Multiple mutations in mitotic cells alter normal cell behavior and allow uncontrolled proliferation leading to cancer. Several microtubule specific drugs such as taxol can stabilise microtubules [6] whilst colchicine [7] can prevent microtubule polymerization. These agents have been used to control the growth of cancerous cells.

Intermediate filaments

Intermediate filaments are relatively permanent, rope like structures found in the nucleus and throughout the cytoplasm, linked with the extracellular matrix via cell junctions. They can be classified into different groups based on their location and their protein structures. Cytoplasmic intermediate filaments are (i) Keratin, found in epithelial tissues, (ii) Vimentin and Vimentinrelated filaments, found in connective and muscles tissues and (iii) Neurofilaments, found in nerve tissues. Nuclear intermediate filaments nuclear lamins, are located in all animal cells and strengthen their nuclear envelope. Intermediate filaments provide mechanical strength and distribute stress when cells are stretched.

Almost 90% of cancerous cells arise from epithelial origin. Keratin is expressed in all types of epithelial cells. Different types of keratin molecules are expressed in different cells [8] and keratin’s expression pattern has been utilized as a diagnostic tool for many epithelial cancers. Recent studies demonstrated it as a useful marker for early cancer detection and prognosis.

Vimentin is highly expressed in normal mesenchymal cells whilst being absent in epithelial cells. Vimentin expression has been increased in many cancers with poor prognosis. Vimentin (mesenchymal marker) expression correlated with mesenchymal transition of epithelial cancer cells to metastatic cells [9].
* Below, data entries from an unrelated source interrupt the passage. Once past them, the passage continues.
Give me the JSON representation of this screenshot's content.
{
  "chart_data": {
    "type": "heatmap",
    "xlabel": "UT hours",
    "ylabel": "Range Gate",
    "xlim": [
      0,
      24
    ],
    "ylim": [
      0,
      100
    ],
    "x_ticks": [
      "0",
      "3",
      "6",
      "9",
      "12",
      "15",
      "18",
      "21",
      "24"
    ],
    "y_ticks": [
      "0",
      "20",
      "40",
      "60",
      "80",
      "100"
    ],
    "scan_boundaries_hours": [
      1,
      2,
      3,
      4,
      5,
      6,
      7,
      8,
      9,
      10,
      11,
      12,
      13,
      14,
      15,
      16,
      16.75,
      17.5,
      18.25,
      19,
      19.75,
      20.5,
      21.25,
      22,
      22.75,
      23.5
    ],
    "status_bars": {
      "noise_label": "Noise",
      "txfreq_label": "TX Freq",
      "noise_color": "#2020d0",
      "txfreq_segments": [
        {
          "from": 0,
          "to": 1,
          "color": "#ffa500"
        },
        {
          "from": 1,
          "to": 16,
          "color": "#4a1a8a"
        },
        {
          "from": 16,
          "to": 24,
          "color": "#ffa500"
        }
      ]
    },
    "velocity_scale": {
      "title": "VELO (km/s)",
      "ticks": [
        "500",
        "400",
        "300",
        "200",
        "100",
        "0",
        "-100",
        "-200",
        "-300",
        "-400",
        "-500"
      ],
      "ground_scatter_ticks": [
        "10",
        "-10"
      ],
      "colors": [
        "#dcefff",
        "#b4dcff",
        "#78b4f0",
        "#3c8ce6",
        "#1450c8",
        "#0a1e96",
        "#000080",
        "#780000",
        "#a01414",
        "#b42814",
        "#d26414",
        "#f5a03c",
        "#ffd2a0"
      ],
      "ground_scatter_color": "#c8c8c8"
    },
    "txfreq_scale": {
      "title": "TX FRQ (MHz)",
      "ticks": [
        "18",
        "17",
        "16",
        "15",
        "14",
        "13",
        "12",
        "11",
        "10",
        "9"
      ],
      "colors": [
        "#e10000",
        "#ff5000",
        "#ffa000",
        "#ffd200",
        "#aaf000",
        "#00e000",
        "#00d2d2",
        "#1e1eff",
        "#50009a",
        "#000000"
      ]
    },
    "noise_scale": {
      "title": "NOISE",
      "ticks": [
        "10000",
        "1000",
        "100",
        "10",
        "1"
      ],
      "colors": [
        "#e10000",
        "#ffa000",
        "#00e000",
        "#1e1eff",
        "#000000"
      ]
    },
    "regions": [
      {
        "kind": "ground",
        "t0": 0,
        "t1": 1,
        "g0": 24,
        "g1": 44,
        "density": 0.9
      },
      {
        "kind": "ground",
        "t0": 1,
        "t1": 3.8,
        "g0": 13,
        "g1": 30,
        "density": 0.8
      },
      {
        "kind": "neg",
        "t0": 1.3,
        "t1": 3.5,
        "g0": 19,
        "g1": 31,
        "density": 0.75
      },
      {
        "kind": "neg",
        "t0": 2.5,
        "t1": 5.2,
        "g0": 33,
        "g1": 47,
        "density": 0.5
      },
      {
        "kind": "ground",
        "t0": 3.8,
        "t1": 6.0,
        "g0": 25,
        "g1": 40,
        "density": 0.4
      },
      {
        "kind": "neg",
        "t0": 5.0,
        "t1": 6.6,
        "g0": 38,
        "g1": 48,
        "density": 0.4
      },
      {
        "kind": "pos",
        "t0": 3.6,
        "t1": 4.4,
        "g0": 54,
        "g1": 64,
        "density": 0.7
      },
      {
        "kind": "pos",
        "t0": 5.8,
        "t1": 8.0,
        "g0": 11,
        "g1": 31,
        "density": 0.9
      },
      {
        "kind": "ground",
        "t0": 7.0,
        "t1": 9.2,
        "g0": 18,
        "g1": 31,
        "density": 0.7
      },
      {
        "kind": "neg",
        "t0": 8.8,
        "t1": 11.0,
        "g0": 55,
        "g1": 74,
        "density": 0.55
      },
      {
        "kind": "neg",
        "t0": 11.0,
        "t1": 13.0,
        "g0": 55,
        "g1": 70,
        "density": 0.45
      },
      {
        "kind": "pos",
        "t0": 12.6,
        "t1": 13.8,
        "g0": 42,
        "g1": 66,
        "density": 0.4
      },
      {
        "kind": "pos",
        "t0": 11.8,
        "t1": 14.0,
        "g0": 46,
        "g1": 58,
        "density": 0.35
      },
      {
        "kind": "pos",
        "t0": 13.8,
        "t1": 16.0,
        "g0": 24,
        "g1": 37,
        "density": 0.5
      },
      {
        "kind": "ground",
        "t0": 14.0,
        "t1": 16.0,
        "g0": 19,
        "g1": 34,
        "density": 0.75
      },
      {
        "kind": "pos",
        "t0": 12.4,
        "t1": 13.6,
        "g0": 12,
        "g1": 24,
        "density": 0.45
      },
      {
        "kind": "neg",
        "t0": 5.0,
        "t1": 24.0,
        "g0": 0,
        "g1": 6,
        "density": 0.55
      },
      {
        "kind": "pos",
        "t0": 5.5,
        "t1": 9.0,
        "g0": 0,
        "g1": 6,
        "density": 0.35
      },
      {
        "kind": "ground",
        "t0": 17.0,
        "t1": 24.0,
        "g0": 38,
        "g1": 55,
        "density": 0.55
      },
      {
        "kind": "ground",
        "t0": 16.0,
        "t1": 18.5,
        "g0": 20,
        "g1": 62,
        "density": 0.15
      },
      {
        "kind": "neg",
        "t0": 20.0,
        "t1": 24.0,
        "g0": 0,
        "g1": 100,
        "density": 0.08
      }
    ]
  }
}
Microfilaments are thinner cytoskeletal structure made up of polymerized actin. Actin molecules are found in all eukaryotic cells and are involved in proliferation, migration and differentiation. Similar to microtubules microfilaments are also highly dynamic structures regulated by smaller actin regulatory proteins [10]. The actin regulatory proteins directly target the actin tread milling process and regulate the length of the filaments by altering the ratio of globular monomeric G-actin and filamental F-actin. Cofilin, an actin depolymerising factor, is an important example of actin regulatory proteins that bind to F-actin and control the length of the filaments by severing F-actin. Cofilin also binds to the G-actin monomer and sequesters monomers from the polymerising side [10-12]. Cofilin activity is tightly regulated via a serine/threonine protein kinase called LIM kinase [10] and slingshot phosphatase [13].

Discussion and Conclusion

During cell division microfilaments and associated motor proteins form a contractile ring and progress cytokinesis. Several studies have demonstrated that LIMK regulates cell cycle via regulation of actin cytoskeleton [14,15]. Dynamic alteration of microfilamental structure is very important in cell invasion, movement, adhesion and change in morphology. All these mechanisms are present in cancer cell progression. LIM kinase is highly expressed and activated in metastatic cancer cells compared to non-metastatic cells [16].

Controlling the F-actin formation may control cancer metastasis via controlling invasion and migration. We and others have demonstrated that by controlling actin filamental formation through inhibition of LIMK activity; tumour growth, invasion and migration can be prevented [2,16,17].